The ‘Current Sentiment Score’ has climbed to 59 from 56 in the previous quarter, the highest point of the year so far. The ‘Future Sentiment Score’ remains unchanged at 61, a sign that expectations for the coming months continue to sit comfortably in the optimistic zone. Together, the two numbers signal a market buoyed by steady demand, healthy liquidity and an economic environment that has settled into a more predictable rhythm.
Much of this confidence rests on three pillars: stable interest rates, easing inflation and firm demand across the residential and office segments. Developers and investors see these conditions as strong enough to push growth forward even as the world economy remains volatile.
Parveen Jain, President of NAREDCO, believes the index reflects the sector’s underlying strength. “The Knight Frank–NAREDCO Real Estate Sentiment Index – Q3 2025 reflects steady confidence in India’s property market. Developers and investors remain optimistic, supported by stable demand, policy continuity and healthy funding conditions. Premium housing and office spaces drive growth, signalling a balanced, resilient outlook for the sector in the coming months,” he said.
The sentiment is echoed by Shishir Baijal, Chairman and Managing Director of Knight Frank India. He sees this steady upward tone as a reflection of adaptability and deep structural demand. “The sustained optimism reflected in the Q3 Sentiment Index underscores the sector’s resilience and adaptability. Both current and future sentiment scores remain comfortably in the positive zone, reaffirming confidence in India’s economic stability and long-term growth story,” he said. Baijal added that premium homes remain strong performers while the office market “continues to demonstrate structural depth with strong leasing pipelines,” supported by stable rates, easing inflation and better liquidity.
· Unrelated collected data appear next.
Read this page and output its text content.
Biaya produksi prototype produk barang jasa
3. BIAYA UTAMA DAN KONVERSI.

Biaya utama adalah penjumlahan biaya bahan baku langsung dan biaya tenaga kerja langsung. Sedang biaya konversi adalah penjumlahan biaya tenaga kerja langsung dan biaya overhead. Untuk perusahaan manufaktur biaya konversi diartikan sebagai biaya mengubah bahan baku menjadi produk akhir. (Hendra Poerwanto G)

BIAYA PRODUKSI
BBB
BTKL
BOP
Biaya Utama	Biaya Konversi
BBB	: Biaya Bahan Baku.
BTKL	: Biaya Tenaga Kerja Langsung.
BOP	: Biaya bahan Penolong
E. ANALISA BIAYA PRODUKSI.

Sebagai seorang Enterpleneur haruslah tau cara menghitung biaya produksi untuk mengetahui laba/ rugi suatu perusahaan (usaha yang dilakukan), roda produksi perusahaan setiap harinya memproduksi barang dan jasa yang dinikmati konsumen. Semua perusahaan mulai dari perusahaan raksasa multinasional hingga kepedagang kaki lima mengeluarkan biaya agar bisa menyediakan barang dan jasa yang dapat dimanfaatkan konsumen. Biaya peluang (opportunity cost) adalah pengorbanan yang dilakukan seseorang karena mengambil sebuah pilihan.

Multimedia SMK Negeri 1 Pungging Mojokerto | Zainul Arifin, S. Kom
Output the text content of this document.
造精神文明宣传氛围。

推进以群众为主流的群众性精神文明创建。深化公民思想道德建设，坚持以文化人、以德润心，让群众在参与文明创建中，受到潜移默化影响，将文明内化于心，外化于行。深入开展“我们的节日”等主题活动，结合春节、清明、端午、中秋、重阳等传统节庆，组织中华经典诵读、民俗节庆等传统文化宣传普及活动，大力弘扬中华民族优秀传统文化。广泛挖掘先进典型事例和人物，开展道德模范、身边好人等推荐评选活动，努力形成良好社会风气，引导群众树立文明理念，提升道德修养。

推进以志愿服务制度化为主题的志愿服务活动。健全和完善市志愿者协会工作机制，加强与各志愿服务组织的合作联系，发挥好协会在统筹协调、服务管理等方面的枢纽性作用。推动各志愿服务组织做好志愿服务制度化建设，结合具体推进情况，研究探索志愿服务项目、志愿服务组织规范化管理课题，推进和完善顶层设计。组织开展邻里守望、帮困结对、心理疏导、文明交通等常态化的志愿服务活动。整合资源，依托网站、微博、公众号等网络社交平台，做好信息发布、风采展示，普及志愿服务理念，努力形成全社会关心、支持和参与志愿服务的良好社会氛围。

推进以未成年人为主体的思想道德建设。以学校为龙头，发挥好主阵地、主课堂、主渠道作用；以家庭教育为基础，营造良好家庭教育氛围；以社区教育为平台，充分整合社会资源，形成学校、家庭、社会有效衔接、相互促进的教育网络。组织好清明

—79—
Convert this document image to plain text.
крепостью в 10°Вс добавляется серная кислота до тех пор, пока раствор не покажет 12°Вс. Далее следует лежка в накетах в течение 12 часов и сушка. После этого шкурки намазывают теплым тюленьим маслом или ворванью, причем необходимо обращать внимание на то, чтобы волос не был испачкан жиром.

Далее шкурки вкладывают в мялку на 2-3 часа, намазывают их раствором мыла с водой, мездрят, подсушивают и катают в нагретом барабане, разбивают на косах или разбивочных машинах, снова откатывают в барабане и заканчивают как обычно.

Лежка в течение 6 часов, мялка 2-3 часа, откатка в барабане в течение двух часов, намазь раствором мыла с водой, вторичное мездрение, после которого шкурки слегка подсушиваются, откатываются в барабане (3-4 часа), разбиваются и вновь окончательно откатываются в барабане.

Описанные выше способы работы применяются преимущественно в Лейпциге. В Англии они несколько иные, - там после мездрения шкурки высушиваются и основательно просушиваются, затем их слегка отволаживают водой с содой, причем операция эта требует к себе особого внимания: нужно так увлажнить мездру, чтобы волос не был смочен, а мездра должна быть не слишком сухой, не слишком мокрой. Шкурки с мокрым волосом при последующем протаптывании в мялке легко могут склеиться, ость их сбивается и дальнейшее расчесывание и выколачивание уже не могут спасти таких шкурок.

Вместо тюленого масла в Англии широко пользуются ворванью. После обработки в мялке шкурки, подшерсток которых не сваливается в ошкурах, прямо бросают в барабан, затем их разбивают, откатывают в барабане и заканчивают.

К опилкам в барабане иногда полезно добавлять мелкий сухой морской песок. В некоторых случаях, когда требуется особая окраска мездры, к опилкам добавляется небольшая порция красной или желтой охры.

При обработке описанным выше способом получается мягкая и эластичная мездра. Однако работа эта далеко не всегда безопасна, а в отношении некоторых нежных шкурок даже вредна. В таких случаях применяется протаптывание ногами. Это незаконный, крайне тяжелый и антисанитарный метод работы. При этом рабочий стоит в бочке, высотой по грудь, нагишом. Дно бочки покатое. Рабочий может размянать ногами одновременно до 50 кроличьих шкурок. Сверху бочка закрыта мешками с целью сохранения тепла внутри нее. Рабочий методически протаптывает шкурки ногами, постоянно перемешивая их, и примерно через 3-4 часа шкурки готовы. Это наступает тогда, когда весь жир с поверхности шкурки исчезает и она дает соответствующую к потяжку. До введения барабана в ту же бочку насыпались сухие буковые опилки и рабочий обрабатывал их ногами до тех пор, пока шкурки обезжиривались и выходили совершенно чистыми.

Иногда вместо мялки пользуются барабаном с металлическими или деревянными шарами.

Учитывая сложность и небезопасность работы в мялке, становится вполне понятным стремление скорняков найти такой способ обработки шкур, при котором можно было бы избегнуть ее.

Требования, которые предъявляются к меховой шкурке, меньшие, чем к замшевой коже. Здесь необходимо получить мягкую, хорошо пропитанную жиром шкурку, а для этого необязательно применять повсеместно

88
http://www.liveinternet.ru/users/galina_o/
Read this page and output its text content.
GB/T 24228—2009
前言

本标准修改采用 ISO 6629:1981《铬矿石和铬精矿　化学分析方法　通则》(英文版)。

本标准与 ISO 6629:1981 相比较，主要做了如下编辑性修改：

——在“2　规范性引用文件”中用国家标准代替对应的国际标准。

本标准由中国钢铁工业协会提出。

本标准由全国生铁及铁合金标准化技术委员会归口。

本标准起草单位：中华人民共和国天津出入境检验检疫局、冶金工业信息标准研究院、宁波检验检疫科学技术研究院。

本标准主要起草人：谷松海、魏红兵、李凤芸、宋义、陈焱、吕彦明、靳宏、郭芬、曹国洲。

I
Regional sentiment trends further reinforce the picture of steadiness. The South Zone remains the most optimistic at a score of 62, even after a small one-point moderation. Bengaluru and Hyderabad continue to power this momentum with strong office leasing and high-ticket residential demand. The North Zone has inched up to 56 as the NCR office market shows firm movement. The East Zone has softened slightly to 59 because of moderated residential launches in the first three quarters of 2025. The West Zone has dipped from 61 to 59, though Mumbai and Pune’s office absorption has kept overall sentiment healthy.
Developers appear slightly more cautious this quarter. Their sentiment score has eased to 59 from 63. Higher construction costs and slower traction in mid- and low-income housing seem to be weighing on their confidence. Non-developers such as banks, private equity firms and financial institutions remain upbeat with a score of 61, indicating continued confidence in liquidity and asset quality.
The residential sector has held firm through the quarter. Developers have been selective with new launches, focusing more on high-ticket projects where demand is consistent and margins are stronger. About 71 percent of respondents expect launches to remain stable or increase. Sentiment on sales is even stronger. Seventy four percent of respondents expect sales to hold steady or improve, compared to 52 percent in the previous quarter. This shift is supported by rate cuts, subvention schemes and incentives that have improved buyer affordability.
Price expectations remain stable. A large majority—92 percent—believe prices will either hold or rise. NCR, Bengaluru and Hyderabad have shown some of the strongest year-on-year price hikes, ranging from 13 to 19 percent, driven by demand in upper-mid and premium housing.
The office market is the brightest spot in the index. Leasing sentiment has strengthened further, with respondents expecting activity to remain stable or rise over the next six months. Seventy eight percent believe new supply will remain steady or grow at a moderate pace. Developers are adopting a disciplined approach to additions, which has kept absorption high and inventory in check. With 95 percent of respondents expecting office rents to remain firm or rise, the outlook remains positive. The sector continues to draw steady interest from global capability centres, tech firms and the expanding flex-space ecosystem.
The broader economy has also played its part. Seventy eight percent of respondents expect India’s economic momentum to remain steady or improve, supported by easing inflation and ongoing fiscal spending. Funding conditions remain favourable, with 86 percent expecting liquidity to stay the same or improve further. The RBI’s accommodative stance and active capital deployment into premium housing and commercial assets have ensured that money continues to move through the sector without friction.
Taken together, the Q3 2025 Sentiment Index paints a picture of a sector that has regained its footing and is holding it well. Despite global headwinds, India’s real estate market is supported by solid fundamentals, consistent demand and policy stability. As the fourth quarter begins, the sector moves ahead with calm confidence, aware of the risks but anchored by steady growth across segments.